Les CEE sont attribués, sous certaines conditions, par les services du ministère chargé de l'énergie, aux acteurs éligibles réalisant des opérations d'économies d'énergie. Ces actions peuvent être menées dans tous les secteurs d'activité (résidentiel, tertiaire, industriel, agricole, transport, etc.), sur le patrimoine des éligibles ou auprès de tiers qu'ils ont incités à réaliser des économies d'énergie. Les obligés ont également la possibilité d'acheter des CEE à d'autres acteurs ayant mené des actions d'économies d'énergie.

Des fiches d'opérations standardisées, définies par arrêtés, sont élaborées pour faciliter le montage d'actions d'économies d'énergie.

Les certificats délivrés sont matérialisés sur un compte individuel ouvert dans le registre national des certificats d'économies d'énergie. En fin de période, les vendeurs d'énergie obligés doivent justifier de l'accomplissement de leurs obligations par la détention d'un montant de certificats équivalent à ces obligations. En cas de non-respect de leurs obligations, les obligés sont tenus de verser une pénalité libératoire pour chaque kWhc manquant.

Des contrôles sont effectués par le Pôle National des certificats d'économies d'énergie (PNCEE) afin de vérifier l'éligibilité des opérations donnant lieu à la délivrance de CEE.

Quatre périodes de CEE se sont déjà déroulées à ce jour :

- période 1 de 2006 à 2010 ;

- période 2 de 2011 à 2014 ;

- période 3 de 2015 à 2017 ;

- période 4 de 2018 à 2021.

La cinquième période des CEE a débutée en 2022 et doit se prolonger jusqu'en 2025.

Source : commission des finances du Sénat.

Actuellement seuls 4 % des financements issus du dispositif des certificats d'économies d'énergie (CEE) sont consacrés aux transports. Là encore, les crédits consacrés à la mobilité devraient être à la hauteur des enjeux qu'elle revêt en matière de décarbonation. Alors que la quatrième période de CEE a représenté des enjeux financiers de 16 milliards d'euros, soit 4 milliards d'euros par an en moyenne, les estimations relatives à la cinquième période de CEE de 2021 à 2025 s'établissent d'avantage autour de 20 milliards d'euros, soit 5 milliards d'euros par an en moyenne. Une affectation de 15 % de ces sommes aux projets d'investissements des AOM pourrait dégager une source de financement annuelle de l'ordre de 750 millions d'euros.

Recommandation n° 5 : allouer aux AOM des crédits du fonds vert et des financements issus des certificats d'économies d'énergie (CEE).

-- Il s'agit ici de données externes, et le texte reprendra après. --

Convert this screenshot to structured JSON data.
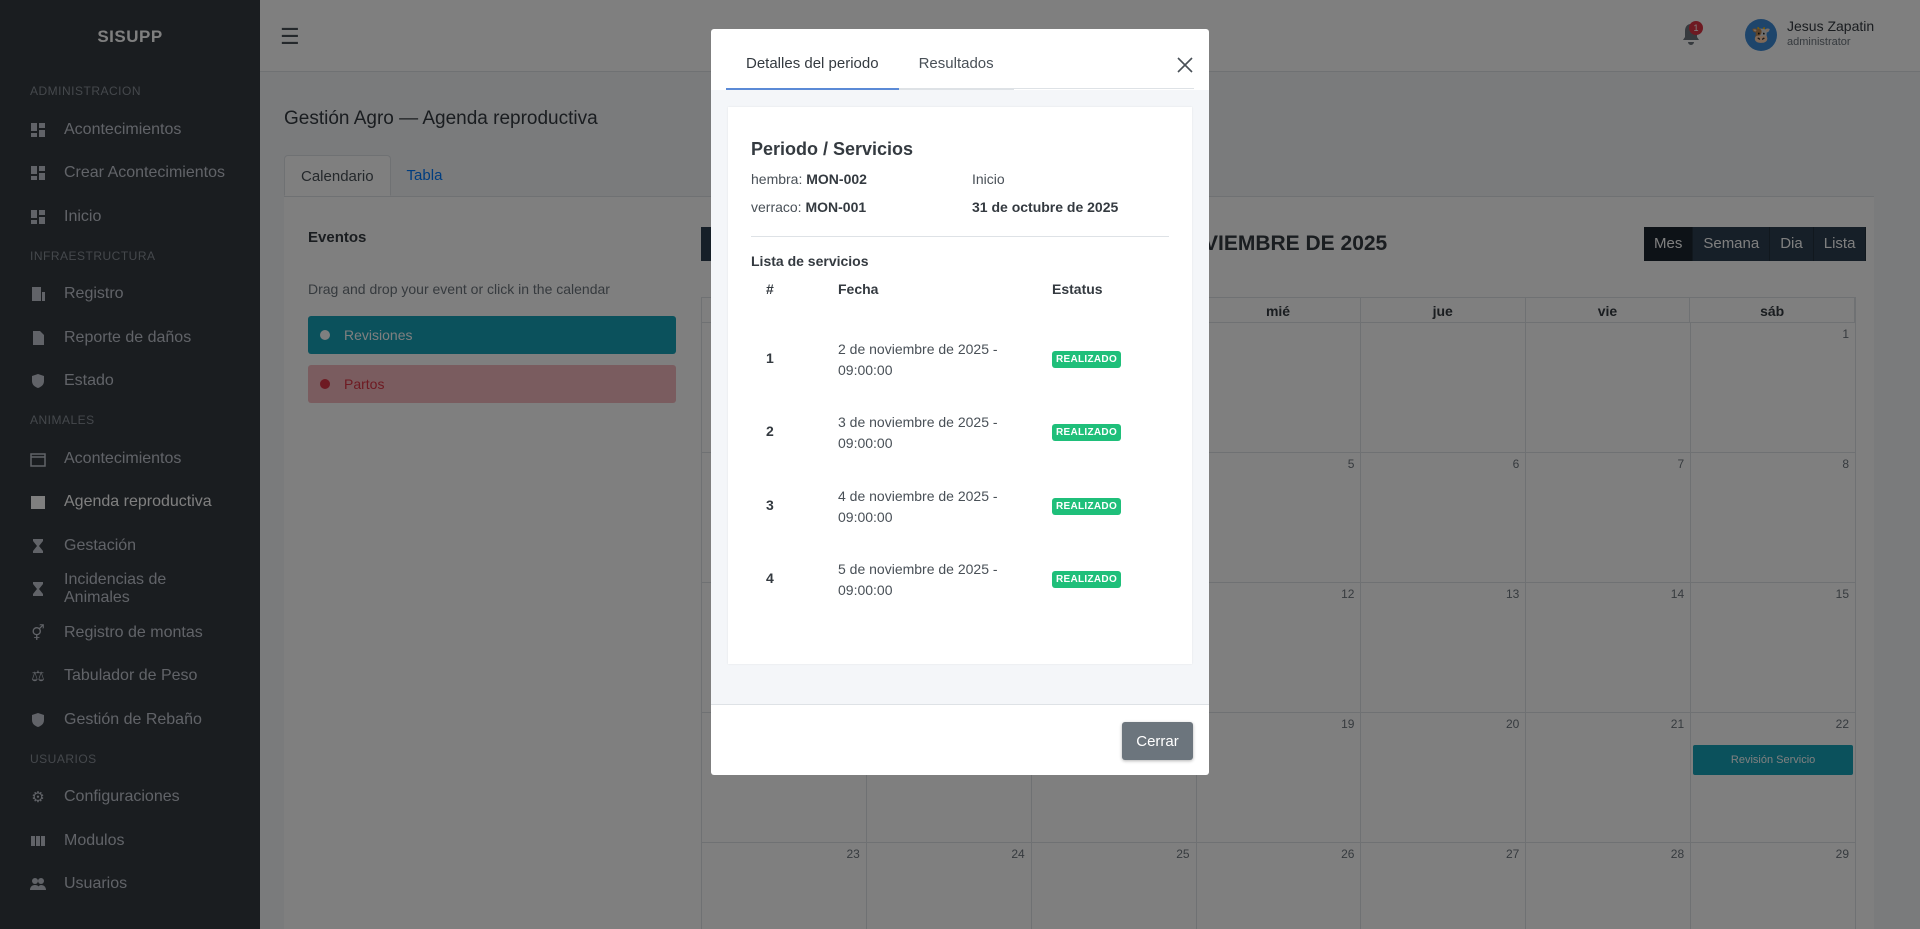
{
  "sidebar": {
    "brand": "SISUPP",
    "sections": [
      {
        "label": "ADMINISTRACION",
        "items": [
          {
            "label": "Acontecimientos",
            "icon": "dashboard-icon"
          },
          {
            "label": "Crear Acontecimientos",
            "icon": "dashboard-icon"
          },
          {
            "label": "Inicio",
            "icon": "dashboard-icon"
          }
        ]
      },
      {
        "label": "INFRAESTRUCTURA",
        "items": [
          {
            "label": "Registro",
            "icon": "building-icon"
          },
          {
            "label": "Reporte de daños",
            "icon": "file-icon"
          },
          {
            "label": "Estado",
            "icon": "shield-check-icon"
          }
        ]
      },
      {
        "label": "ANIMALES",
        "items": [
          {
            "label": "Acontecimientos",
            "icon": "calendar-icon"
          },
          {
            "label": "Agenda reproductiva",
            "icon": "calendar-check-icon"
          },
          {
            "label": "Gestación",
            "icon": "hourglass-icon"
          },
          {
            "label": "Incidencias de Animales",
            "icon": "hourglass-icon"
          },
          {
            "label": "Registro de montas",
            "icon": "venus-mars-icon"
          },
          {
            "label": "Tabulador de Peso",
            "icon": "scale-icon"
          },
          {
            "label": "Gestión de Rebaño",
            "icon": "shield-icon"
          }
        ]
      },
      {
        "label": "USUARIOS",
        "items": [
          {
            "label": "Configuraciones",
            "icon": "gear-icon"
          },
          {
            "label": "Modulos",
            "icon": "columns-icon"
          },
          {
            "label": "Usuarios",
            "icon": "users-icon"
          }
        ]
      }
    ]
  },
  "topbar": {
    "notification_count": "1",
    "user_name": "Jesus Zapatin",
    "user_role": "administrator"
  },
  "page": {
    "title": "Gestión Agro — Agenda reproductiva",
    "tabs": [
      "Calendario",
      "Tabla"
    ]
  },
  "events_panel": {
    "title": "Eventos",
    "hint": "Drag and drop your event or click in the calendar",
    "items": [
      "Revisiones",
      "Partos"
    ]
  },
  "calendar": {
    "title": "VIEMBRE DE 2025",
    "views": [
      "Mes",
      "Semana",
      "Dia",
      "Lista"
    ],
    "weekdays": [
      "",
      "",
      "",
      "mié",
      "jue",
      "vie",
      "sáb"
    ],
    "weeks": [
      [
        "",
        "",
        "",
        "",
        "",
        "",
        "1"
      ],
      [
        "",
        "",
        "",
        "5",
        "6",
        "7",
        "8"
      ],
      [
        "",
        "",
        "",
        "12",
        "13",
        "14",
        "15"
      ],
      [
        "",
        "",
        "",
        "19",
        "20",
        "21",
        "22"
      ],
      [
        "23",
        "24",
        "25",
        "26",
        "27",
        "28",
        "29"
      ]
    ],
    "event_label": "Revisión Servicio"
  },
  "modal": {
    "tabs": [
      "Detalles del periodo",
      "Resultados"
    ],
    "section_title": "Periodo / Servicios",
    "hembra_label": "hembra:",
    "hembra_value": "MON-002",
    "verraco_label": "verraco:",
    "verraco_value": "MON-001",
    "inicio_label": "Inicio",
    "inicio_value": "31 de octubre de 2025",
    "list_title": "Lista de servicios",
    "columns": [
      "#",
      "Fecha",
      "Estatus"
    ],
    "rows": [
      {
        "num": "1",
        "date_line1": "2 de noviembre de 2025 -",
        "date_line2": "09:00:00",
        "status": "REALIZADO"
      },
      {
        "num": "2",
        "date_line1": "3 de noviembre de 2025 -",
        "date_line2": "09:00:00",
        "status": "REALIZADO"
      },
      {
        "num": "3",
        "date_line1": "4 de noviembre de 2025 -",
        "date_line2": "09:00:00",
        "status": "REALIZADO"
      },
      {
        "num": "4",
        "date_line1": "5 de noviembre de 2025 -",
        "date_line2": "09:00:00",
        "status": "REALIZADO"
      }
    ],
    "close_label": "Cerrar"
  },
  "colors": {
    "sidebar_bg": "#343a40",
    "accent": "#17a2b8",
    "danger": "#dc3545",
    "badge": "#1fbf7a"
  }
}
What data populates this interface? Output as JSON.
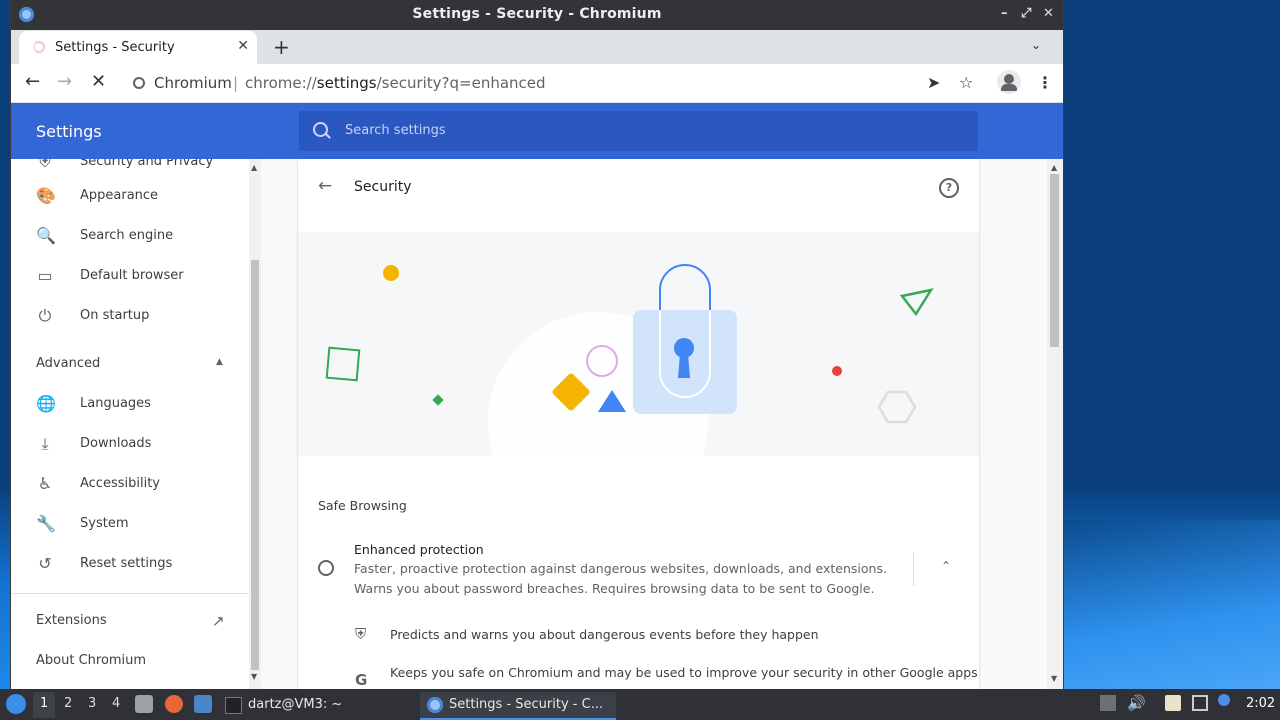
{
  "window": {
    "title": "Settings - Security - Chromium",
    "controls": [
      "–",
      "⤢",
      "✕"
    ]
  },
  "tab": {
    "label": "Settings - Security",
    "close": "✕",
    "new_tab": "+"
  },
  "omnibox": {
    "site": "Chromium",
    "separator": "|",
    "url_prefix": "chrome://",
    "url_host": "settings",
    "url_path": "/security?q=enhanced"
  },
  "settings": {
    "brand": "Settings",
    "search_placeholder": "Search settings"
  },
  "sidebar": {
    "partial_item": "Security and Privacy",
    "items": [
      {
        "label": "Appearance",
        "icon": "palette-icon",
        "glyph": "🎨"
      },
      {
        "label": "Search engine",
        "icon": "search-icon",
        "glyph": "🔍"
      },
      {
        "label": "Default browser",
        "icon": "browser-icon",
        "glyph": "▭"
      },
      {
        "label": "On startup",
        "icon": "power-icon",
        "glyph": "⏻"
      }
    ],
    "advanced_label": "Advanced",
    "advanced_items": [
      {
        "label": "Languages",
        "icon": "globe-icon",
        "glyph": "🌐"
      },
      {
        "label": "Downloads",
        "icon": "download-icon",
        "glyph": "⤓"
      },
      {
        "label": "Accessibility",
        "icon": "accessibility-icon",
        "glyph": "♿"
      },
      {
        "label": "System",
        "icon": "wrench-icon",
        "glyph": "🔧"
      },
      {
        "label": "Reset settings",
        "icon": "history-icon",
        "glyph": "↺"
      }
    ],
    "extensions_label": "Extensions",
    "about_label": "About Chromium"
  },
  "page": {
    "title": "Security",
    "help": "?",
    "section_title": "Safe Browsing",
    "option": {
      "title": "Enhanced protection",
      "description": "Faster, proactive protection against dangerous websites, downloads, and extensions. Warns you about password breaches. Requires browsing data to be sent to Google."
    },
    "bullets": [
      {
        "text": "Predicts and warns you about dangerous events before they happen",
        "icon": "shield-icon",
        "glyph": "⛨"
      },
      {
        "text": "Keeps you safe on Chromium and may be used to improve your security in other Google apps",
        "icon": "google-icon",
        "glyph": "G"
      }
    ]
  },
  "taskbar": {
    "workspaces": [
      "1",
      "2",
      "3",
      "4"
    ],
    "terminal_task": "dartz@VM3: ~",
    "browser_task": "Settings - Security - C...",
    "clock": "2:02"
  },
  "colors": {
    "accent": "#3367d6",
    "titlebar": "#333438",
    "taskbar": "#2f3136"
  }
}
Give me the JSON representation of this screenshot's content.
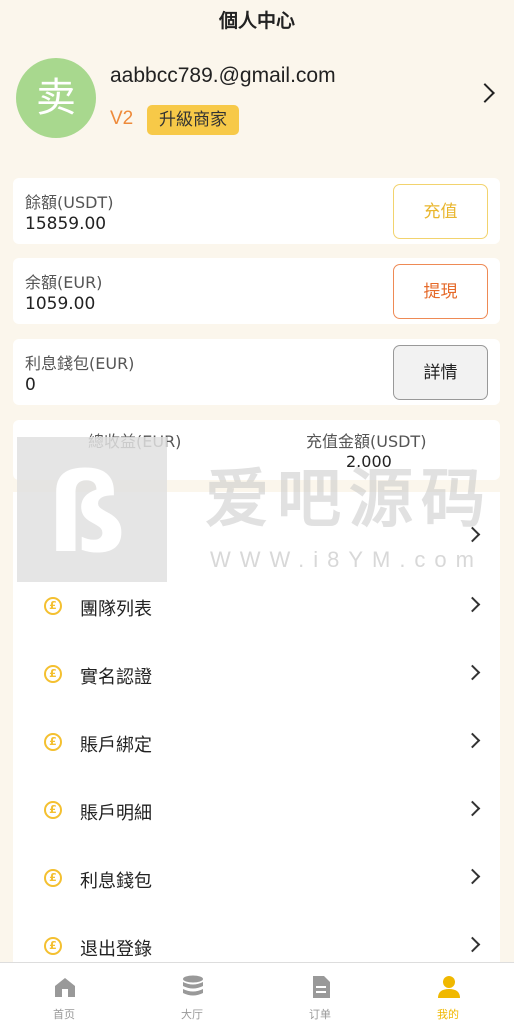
{
  "header": {
    "title": "個人中心"
  },
  "profile": {
    "avatar_char": "卖",
    "email": "aabbcc789.@gmail.com",
    "level": "V2",
    "upgrade_label": "升級商家"
  },
  "balances": [
    {
      "label": "餘額(USDT)",
      "value": "15859.00",
      "button": "充值"
    },
    {
      "label": "余額(EUR)",
      "value": "1059.00",
      "button": "提現"
    },
    {
      "label": "利息錢包(EUR)",
      "value": "0",
      "button": "詳情"
    }
  ],
  "stats": {
    "left_label": "總收益(EUR)",
    "right_label": "充值金額(USDT)",
    "right_value": "2.000"
  },
  "menu": [
    {
      "label": ""
    },
    {
      "label": "團隊列表"
    },
    {
      "label": "實名認證"
    },
    {
      "label": "賬戶綁定"
    },
    {
      "label": "賬戶明細"
    },
    {
      "label": "利息錢包"
    },
    {
      "label": "退出登錄"
    }
  ],
  "watermark": {
    "text": "爱吧源码",
    "url": "WWW.i8YM.com"
  },
  "nav": [
    {
      "label": "首页",
      "icon": "home-icon"
    },
    {
      "label": "大厅",
      "icon": "database-icon"
    },
    {
      "label": "订单",
      "icon": "document-icon"
    },
    {
      "label": "我的",
      "icon": "user-icon"
    }
  ],
  "colors": {
    "accent": "#f7c948",
    "avatar": "#a8d88e",
    "active": "#f0b800"
  }
}
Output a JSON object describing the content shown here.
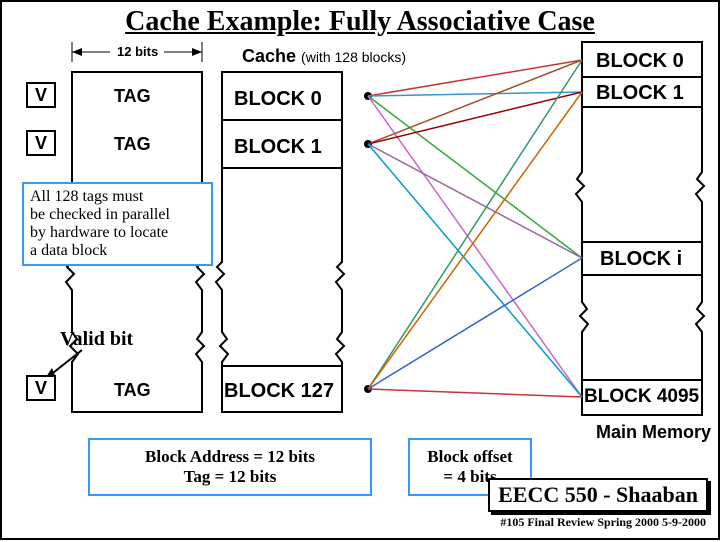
{
  "title": "Cache Example: Fully Associative Case",
  "bits_label": "12 bits",
  "cache_label_prefix": "Cache",
  "cache_label_suffix": "(with 128 blocks)",
  "v_label": "V",
  "tag_label": "TAG",
  "cache_blocks": {
    "b0": "BLOCK 0",
    "b1": "BLOCK 1",
    "b127": "BLOCK 127"
  },
  "mem_blocks": {
    "b0": "BLOCK 0",
    "b1": "BLOCK 1",
    "bi": "BLOCK i",
    "b4095": "BLOCK 4095"
  },
  "note": {
    "l1": "All 128 tags must",
    "l2": "be checked in parallel",
    "l3": "by hardware to locate",
    "l4": "a data block"
  },
  "valid_bit": "Valid bit",
  "block_addr": "Block Address  =  12 bits",
  "tag_bits": "Tag  =  12 bits",
  "block_offset_l1": "Block offset",
  "block_offset_l2": "=  4 bits",
  "main_memory": "Main Memory",
  "footer_course": "EECC 550 - Shaaban",
  "footer_line": "#105   Final Review   Spring 2000    5-9-2000"
}
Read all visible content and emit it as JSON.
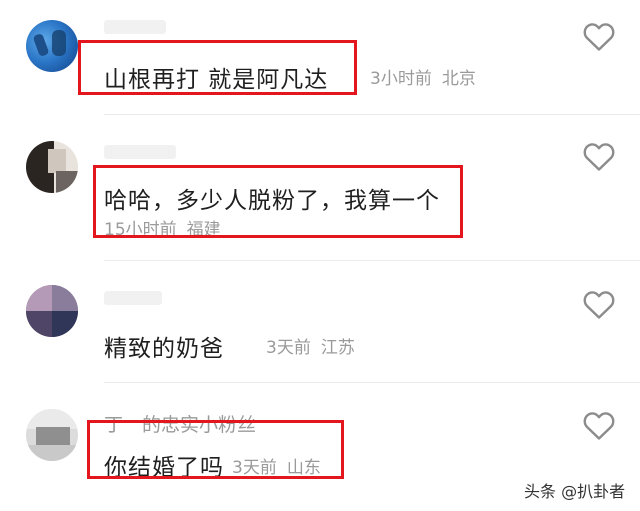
{
  "colors": {
    "highlight_box": "#e3151d",
    "secondary_text": "#9a9a9a",
    "primary_text": "#1f1f1f",
    "divider": "#ececec"
  },
  "comments": [
    {
      "text": "山根再打 就是阿凡达",
      "time": "3小时前",
      "location": "北京",
      "like_icon": "heart-outline-icon"
    },
    {
      "text": "哈哈，多少人脱粉了，我算一个",
      "time": "15小时前",
      "location": "福建",
      "like_icon": "heart-outline-icon"
    },
    {
      "text": "精致的奶爸",
      "time": "3天前",
      "location": "江苏",
      "like_icon": "heart-outline-icon"
    },
    {
      "nickname": "丁　的忠实小粉丝",
      "text": "你结婚了吗",
      "time": "3天前",
      "location": "山东",
      "like_icon": "heart-outline-icon"
    }
  ],
  "watermark": "头条 @扒卦者"
}
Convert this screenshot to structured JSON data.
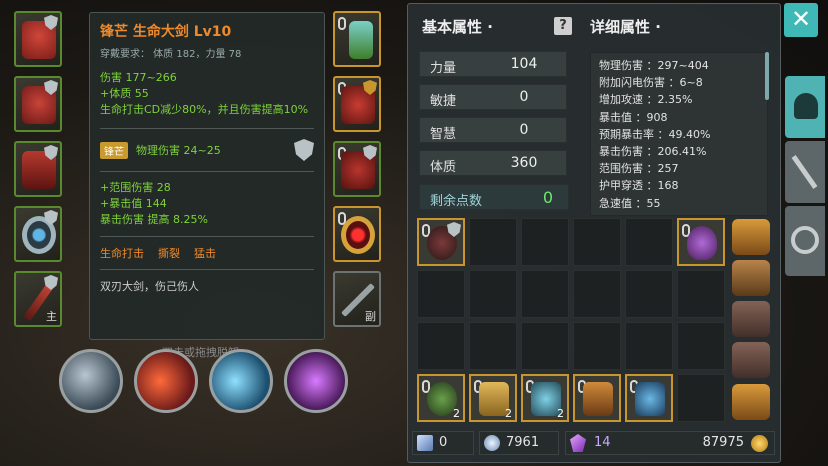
{
  "tooltip": {
    "title": "锋芒 生命大剑 Lv10",
    "requirement": "穿戴要求：  体质 182，力量 78",
    "damage": "伤害  177~266",
    "bonus_con": "+体质 55",
    "effect": "生命打击CD减少80%，并且伤害提高10%",
    "gem_tag": "锋芒",
    "gem_text": "物理伤害 24~25",
    "affixes": [
      "+范围伤害  28",
      "+暴击值  144",
      "暴击伤害  提高  8.25%"
    ],
    "skills": [
      "生命打击",
      "撕裂",
      "猛击"
    ],
    "description": "双刃大剑，伤己伤人"
  },
  "slot_tags": {
    "main": "主",
    "secondary": "副"
  },
  "unequip_hint": "双击或拖拽脱卸",
  "basic_header": "基本属性 ·",
  "detail_header": "详细属性 ·",
  "basic_stats": [
    {
      "label": "力量",
      "value": "104"
    },
    {
      "label": "敏捷",
      "value": "0"
    },
    {
      "label": "智慧",
      "value": "0"
    },
    {
      "label": "体质",
      "value": "360"
    }
  ],
  "remaining_points": {
    "label": "剩余点数",
    "value": "0"
  },
  "detail_stats": [
    "物理伤害 ：297~404",
    "附加闪电伤害 ：6~8",
    "增加攻速 ：2.35%",
    "暴击值 ：908",
    "预期暴击率 ：49.40%",
    "暴击伤害 ：206.41%",
    "范围伤害 ：257",
    "护甲穿透 ：168",
    "急速值 ：55"
  ],
  "inventory_counts": [
    "2",
    "2",
    "2"
  ],
  "currency": {
    "scroll": "0",
    "soul": "7961",
    "crystal": "14",
    "gold": "87975"
  },
  "colors": {
    "accent_orange": "#ec8a2d",
    "green_stat": "#7fd23b",
    "slot_green": "#5a8a2e",
    "slot_gold": "#c9962e",
    "close_teal": "#3fb9b5"
  }
}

2. Cibler les aides à l'acquisition de véhicules propres vers les zones rurales

Dans le cadre de la loi de finances initiale pour 2023 le Parlement a adopté des crédits à hauteur de 1,3 milliard d'euros en faveur des aides à l'acquisition de véhicules propres (le bonus écologique et la prime à la conversion) pour l'année 2023. Dans la mesure où la voiture individuelle représente 16 % des émissions de CO2 en France, il apparaît légitime de maintenir une incitation au verdissement du parc automobile.

Toutefois, progressivement, ces aides mériteraient d'être mieux ciblées, notamment sur des critères territoriaux et liés à l'absence d'une alternative suffisante en matière de transports collectifs. Dans les zones les moins denses, il existe des territoires où aucune solution de transport collectif ne pourra trouver sa pertinence économique. Dans ces lieux, la seule façon de décarboner la mobilité quotidienne sera de convertir le parc des véhicules individuels des particuliers, quitte à ce qu'ils les utilisent pour rallier un point d'articulation intermodale leur permettant d'accéder à un réseau de transport collectif.

Dans une logique de maintenir leur fléchage vers la transition écologique des mobilités, la réduction progressive des crédits actuellement consacrés aux aides à l'acquisition de véhicules propres du fait de leur ciblage vers les zones les moins denses, devrait faire l'objet d'une réallocation en faveur du financement des projets d'investissements des AOM dans les mobilités collectives du quotidien.

Recommandation n° 6 : cibler les aides à l'acquisition de véhicules propres vers les zones rurales.